«Vivere dal prete? Scelta di libertà»

Lunedì 4 Dicembre 2017
«Vivere dal prete? Scelta di libertà»
LA STORIA
TREVISO Ha destato grande stupore la scelta della famiglia Calò, nota in tutta Italia per avere aperto le porte di casa propria a sei richiedenti asilo accolti come figli a Camalò di Povegliano, di trasferirsi (il trasloco avverrà durante le feste di Natale) a casa del parroco di Santa Maria del Sile, don Giovanni Kirschner, con il quale avvierà un percorso di accoglienza rivolto a tutte le persone sole, dagli anziani, ai divorziati, dai giovani in difficoltà alle famiglie. «Sarà un'accoglienza a 360 gradi» spiegano il professor Antonio Calò e la moglie Nicoletta Ferrara, che fa la maestra. L'obiettivo è quello di unire due sacramenti, quello del sacerdozio e della famiglia, nel segno della solidarietà rivolta prima di tutto alla propria comunità. Ma anche affiancare la figura del parroco, sempre più sola e isolata in un periodo di crisi della Chiesa, e delle vocazioni, proponendo una nuova formula che prevede l'unione di due entità votate all'accoglienza.
AUTONOMIA
Ma chi rimarrà nella casa di Povegliano?

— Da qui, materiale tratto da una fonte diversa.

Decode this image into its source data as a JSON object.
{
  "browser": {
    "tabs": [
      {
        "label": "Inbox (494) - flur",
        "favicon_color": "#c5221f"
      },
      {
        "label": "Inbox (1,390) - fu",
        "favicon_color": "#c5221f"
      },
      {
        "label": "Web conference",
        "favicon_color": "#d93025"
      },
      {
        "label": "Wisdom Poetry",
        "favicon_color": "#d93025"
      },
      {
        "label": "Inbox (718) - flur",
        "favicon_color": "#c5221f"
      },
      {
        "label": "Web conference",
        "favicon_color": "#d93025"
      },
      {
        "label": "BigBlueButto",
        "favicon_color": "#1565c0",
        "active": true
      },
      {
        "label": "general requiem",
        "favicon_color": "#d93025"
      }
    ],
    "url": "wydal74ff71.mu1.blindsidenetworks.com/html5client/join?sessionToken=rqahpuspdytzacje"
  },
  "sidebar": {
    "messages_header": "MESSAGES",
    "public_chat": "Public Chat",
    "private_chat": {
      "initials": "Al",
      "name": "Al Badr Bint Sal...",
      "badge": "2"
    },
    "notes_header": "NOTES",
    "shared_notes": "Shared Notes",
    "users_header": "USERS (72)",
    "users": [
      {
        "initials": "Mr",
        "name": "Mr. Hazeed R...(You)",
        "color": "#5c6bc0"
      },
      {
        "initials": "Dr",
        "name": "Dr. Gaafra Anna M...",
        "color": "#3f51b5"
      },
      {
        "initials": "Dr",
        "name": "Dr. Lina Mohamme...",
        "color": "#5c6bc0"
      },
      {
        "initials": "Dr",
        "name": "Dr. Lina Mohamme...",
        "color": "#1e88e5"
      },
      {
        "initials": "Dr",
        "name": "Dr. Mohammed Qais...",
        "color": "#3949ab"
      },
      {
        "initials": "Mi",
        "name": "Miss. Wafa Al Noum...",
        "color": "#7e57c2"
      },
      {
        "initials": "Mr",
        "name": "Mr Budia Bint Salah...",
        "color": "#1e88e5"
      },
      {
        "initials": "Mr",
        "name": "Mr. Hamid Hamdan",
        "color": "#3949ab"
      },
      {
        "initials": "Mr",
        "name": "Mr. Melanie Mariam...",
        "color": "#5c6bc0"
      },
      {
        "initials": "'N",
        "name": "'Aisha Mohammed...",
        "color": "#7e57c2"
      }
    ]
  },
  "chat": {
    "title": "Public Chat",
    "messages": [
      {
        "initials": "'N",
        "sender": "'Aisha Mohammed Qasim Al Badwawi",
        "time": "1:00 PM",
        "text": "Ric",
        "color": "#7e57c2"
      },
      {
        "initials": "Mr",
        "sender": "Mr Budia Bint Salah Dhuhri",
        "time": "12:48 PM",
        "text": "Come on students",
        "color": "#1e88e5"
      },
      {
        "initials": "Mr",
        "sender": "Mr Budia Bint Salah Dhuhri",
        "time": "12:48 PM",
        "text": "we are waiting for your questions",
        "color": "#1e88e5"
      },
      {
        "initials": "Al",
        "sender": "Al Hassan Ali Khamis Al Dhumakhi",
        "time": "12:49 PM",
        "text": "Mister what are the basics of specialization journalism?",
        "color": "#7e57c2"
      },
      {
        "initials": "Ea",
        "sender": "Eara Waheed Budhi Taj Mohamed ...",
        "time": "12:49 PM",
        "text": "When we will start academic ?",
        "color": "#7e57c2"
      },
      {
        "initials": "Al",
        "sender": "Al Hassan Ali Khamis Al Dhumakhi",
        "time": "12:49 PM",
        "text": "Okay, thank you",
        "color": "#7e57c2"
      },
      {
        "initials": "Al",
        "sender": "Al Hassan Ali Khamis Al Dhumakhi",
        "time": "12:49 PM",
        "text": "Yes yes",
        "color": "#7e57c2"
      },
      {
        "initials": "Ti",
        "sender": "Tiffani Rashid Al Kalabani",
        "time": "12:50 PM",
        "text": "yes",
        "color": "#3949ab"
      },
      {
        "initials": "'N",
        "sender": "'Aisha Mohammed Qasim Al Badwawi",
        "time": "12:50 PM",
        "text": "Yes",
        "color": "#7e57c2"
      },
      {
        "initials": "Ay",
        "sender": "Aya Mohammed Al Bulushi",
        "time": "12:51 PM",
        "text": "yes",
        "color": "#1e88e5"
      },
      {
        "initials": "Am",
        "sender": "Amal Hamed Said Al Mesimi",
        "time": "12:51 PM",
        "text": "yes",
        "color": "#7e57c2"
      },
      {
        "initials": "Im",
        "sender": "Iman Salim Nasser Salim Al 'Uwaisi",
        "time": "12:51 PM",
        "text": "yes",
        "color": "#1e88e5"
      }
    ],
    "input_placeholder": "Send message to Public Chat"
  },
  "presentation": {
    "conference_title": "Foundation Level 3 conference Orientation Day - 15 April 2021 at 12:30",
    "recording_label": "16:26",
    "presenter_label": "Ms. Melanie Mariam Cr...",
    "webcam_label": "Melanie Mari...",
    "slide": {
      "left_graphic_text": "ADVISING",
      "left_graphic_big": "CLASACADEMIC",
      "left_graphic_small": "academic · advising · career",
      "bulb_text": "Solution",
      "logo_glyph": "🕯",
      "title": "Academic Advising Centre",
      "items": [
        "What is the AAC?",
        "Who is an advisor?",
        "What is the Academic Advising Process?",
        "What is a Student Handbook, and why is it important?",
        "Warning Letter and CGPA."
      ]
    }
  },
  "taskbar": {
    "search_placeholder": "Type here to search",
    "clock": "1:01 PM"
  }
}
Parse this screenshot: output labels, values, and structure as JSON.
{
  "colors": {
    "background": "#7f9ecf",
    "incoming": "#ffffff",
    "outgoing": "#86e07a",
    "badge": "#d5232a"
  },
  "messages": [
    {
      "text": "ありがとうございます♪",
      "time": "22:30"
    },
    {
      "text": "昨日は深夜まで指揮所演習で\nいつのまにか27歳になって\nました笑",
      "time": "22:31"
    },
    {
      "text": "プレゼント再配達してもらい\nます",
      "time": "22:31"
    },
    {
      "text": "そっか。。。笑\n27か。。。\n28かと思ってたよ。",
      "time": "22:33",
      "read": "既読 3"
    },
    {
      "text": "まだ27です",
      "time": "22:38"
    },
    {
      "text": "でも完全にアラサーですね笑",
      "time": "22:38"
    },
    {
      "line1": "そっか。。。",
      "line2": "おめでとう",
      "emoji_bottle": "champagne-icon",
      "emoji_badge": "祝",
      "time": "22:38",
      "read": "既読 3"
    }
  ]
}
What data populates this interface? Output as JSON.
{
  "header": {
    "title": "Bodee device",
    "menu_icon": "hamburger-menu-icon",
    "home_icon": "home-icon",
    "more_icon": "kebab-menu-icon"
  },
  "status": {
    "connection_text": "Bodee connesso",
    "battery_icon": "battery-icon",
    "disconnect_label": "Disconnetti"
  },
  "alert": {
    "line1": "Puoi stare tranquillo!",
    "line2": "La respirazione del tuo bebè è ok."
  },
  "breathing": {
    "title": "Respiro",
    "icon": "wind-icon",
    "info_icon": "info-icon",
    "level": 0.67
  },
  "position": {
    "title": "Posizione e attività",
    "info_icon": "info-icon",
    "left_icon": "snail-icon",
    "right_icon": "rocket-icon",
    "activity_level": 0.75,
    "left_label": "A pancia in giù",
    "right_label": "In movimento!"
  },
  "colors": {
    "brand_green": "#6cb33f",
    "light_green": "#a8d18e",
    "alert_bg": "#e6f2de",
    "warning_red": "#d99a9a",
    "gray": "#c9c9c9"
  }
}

Due dei sei migranti hanno ottenuto la protezione umanitaria, mentre per gli altri quattro sono ancora pendenti gli ultimi ricorsi. Ognuno di loro ha fatto, e sta facendo, corsi professionalizzanti e ottenuto contratti di lavoro a tempo determinato. Chi nell'agricoltura e chi nella ristorazione. Il loro grado d'integrazione è molto alto, e per i due ragazzi che hanno ottenuto la protezione umanitaria, determinante è stato proprio il percorso seguito. Visto che le loro attività gravitano ancora su Povegliano, rimarranno, almeno per il momento, nella casa del professore del Canova e della moglie Nicoletta. Con loro anche due dei 4 figli della coppia (gli altri due vivono all'estero). «Sarà una sorta di nuova comunità - spiega Calò - ma senza genitori. È bello pensare che i miei figli possano convivere con loro. Senza contare che per tre dei sei richiedenti asilo potrebbe profilarsi anche il ricongiungimento dei familiari: pensare che possano esserci delle famiglie africane nella nostra casa sarebbe bellissimo. A quel punto sarò nonno».
MOGLIE E SORELLA
Un ruolo fondamentale, in questa nuova avventura a Santa Maria del Sile, sarà quello di Nicoletta. È stata lei, in verità, ad avvicinarsi per prima al mondo degli emarginati, collaborando anche con don Kirschner, fino a pochi mesi fa parroco proprio a Povegliano. «Abbiamo scelto una strada che è in completa continuità con l'esperienza dei richiedenti asilo e siamo pronti a condividere questo nuovo cammino, che è stato una sorta di conseguenza. Come l'hanno presa i nostri figli? Sanno che amiamo la libertà, che ogni tanto rilanciamo la vita, e apprezzano la nostra scelta. Io comunque lavoro a Camalò, sarò spesso lì, e sanno che possono contare su di noi quando hanno bisogno. Cosa pensano i ragazzi che ospitiamo da due anni e mezzo? Hanno capito che si tratta di un passo verso l'autonomia, e ce ne sono grati. Così lo sono io che ho avuto l'opportunità di accogliere e ora sarò accolta da una nuova comunità. È una necessità dell'uomo quella di essere accolti. Cosa mi aspetto da questa nuova vita? Non lo so, non lo sapevamo nemmeno quando abbiamo aperto le porte di casa, e non lo sappiamo adesso. Quello che so, però, è che la strada si schiarisce camminando».